Updated November 19, 2020:

Understanding how to create a subsidiary under my corporation first requires understanding what a subsidiary is. A subsidiary is a business that is owned wholly or majority owned by another corporation. The subsidiary, most often, operates in a complementary service to the parent company. Saturn is an example of a subsidiary under General Motors Corporation.

To answer the question of how to create a subsidiary under my corporation, understanding the restrictions put forth by the IRS should be first priority. The parent company, or S corporation, must own 50.1 percent or more of the stock, membership interests, or other equity of the subsidiary. An S corporation is another term for a regular corporation that is formed when the articles of incorporation are filed with the secretary of state. S corporations pay taxes on the income as it is distributed, not on a corporate level. When dealing with existing corporations, or S-corporations, certain restrictions are in place by the IRS. Some of the restrictions include that:

  • there can be no more than 100 shareholders
  • the owners must be U.S. citizens or permanent residents
  • the S-corporation can own no more than 80 percent of the stock of another corporation
  • that S-corporations cannot wholly own a subsidiary, but a majority ownership is allowed

Steps Required to Create a Subsidiary Under an Existing Corporation

The creation of a subsidiary under an S Corporation requires that specific steps be followed to confirm they fall under the stipulations of the Internal Revenue Code.

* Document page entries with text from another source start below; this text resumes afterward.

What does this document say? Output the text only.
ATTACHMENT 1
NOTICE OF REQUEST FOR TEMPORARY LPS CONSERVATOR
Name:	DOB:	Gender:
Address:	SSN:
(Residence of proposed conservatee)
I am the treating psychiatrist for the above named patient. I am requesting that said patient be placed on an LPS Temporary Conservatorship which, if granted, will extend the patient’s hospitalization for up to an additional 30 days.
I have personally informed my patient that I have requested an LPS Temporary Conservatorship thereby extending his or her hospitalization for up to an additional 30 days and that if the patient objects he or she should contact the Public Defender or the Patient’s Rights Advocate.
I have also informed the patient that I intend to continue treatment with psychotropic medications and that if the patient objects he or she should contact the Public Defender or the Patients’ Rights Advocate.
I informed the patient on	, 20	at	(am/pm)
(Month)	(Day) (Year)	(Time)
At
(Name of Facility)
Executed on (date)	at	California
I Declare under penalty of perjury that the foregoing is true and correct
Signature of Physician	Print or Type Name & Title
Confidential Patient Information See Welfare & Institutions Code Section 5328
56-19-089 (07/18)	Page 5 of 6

  1. The board of directors must meet to authorize and vote to form a new subsidiary. If the board votes and it passes by a majority, a resolution should be drafted and signed by the chairman of the board to document the ruling. All actions within this meeting should be recorded in the meeting minutes and archived for future reference.
  2. The type of entity must be selected, such as an LLC or a corporation. These options allow for the existing company to maintain and hold all interest in the subsidiary while also allowing independent legal status to be established in relation to liability. In this case, the liability of each company is separate. The entity type decision has important tax implications and should be thought out before selected.
  3. Draft the documents required by state law that explains the company formation. Each state will have specific requirements for the type of business. For example, articles of incorporation for a corporation, or articles of organization for an LLC. State requirements vary but typically include the new company name, business address, and the name and address of the registered agent who can receive and accept mail on behalf of the company. The articles must include if the existing company is a sole shareholder or owner of the new company. A provision stating that amending the articles is prohibited should be listed.
  4. File all required documents and pay the specified fee with the state business registrar. The secretary of state's office in most states accepts new business filings. The secretary of state's websites are the most efficient way to obtain instructions and approved templates for both articles of incorporation and organization. When the filing has been accepted by the state, the company is deemed to exist.
  5. Add capital to the new entity and transfer any necessary assets so it can begin operations. The capital and assets are made in exchange for the company's ownership interest in the new subsidiary. All transactions should be recorded in the subsidiary's accounting software as a credit to the parent company.
  6. The subsidiary's bylaws must be established. Draft the bylaws which must include how the parent company will proceed in nominating, accepting, or changing members of the board of directors. The bylaws must also include the stipulation that any changes to the bylaws are prohibited unless permission has been granted by the parent company who is the sole owner.
  7. A board of directors must be appointed and installed. The board is tasked to manage the subsidiary as an independent entity from the parent company.

Once the board of directors is put into place and they begin to manage the subsidiary, the company is considered a fully functioning entity.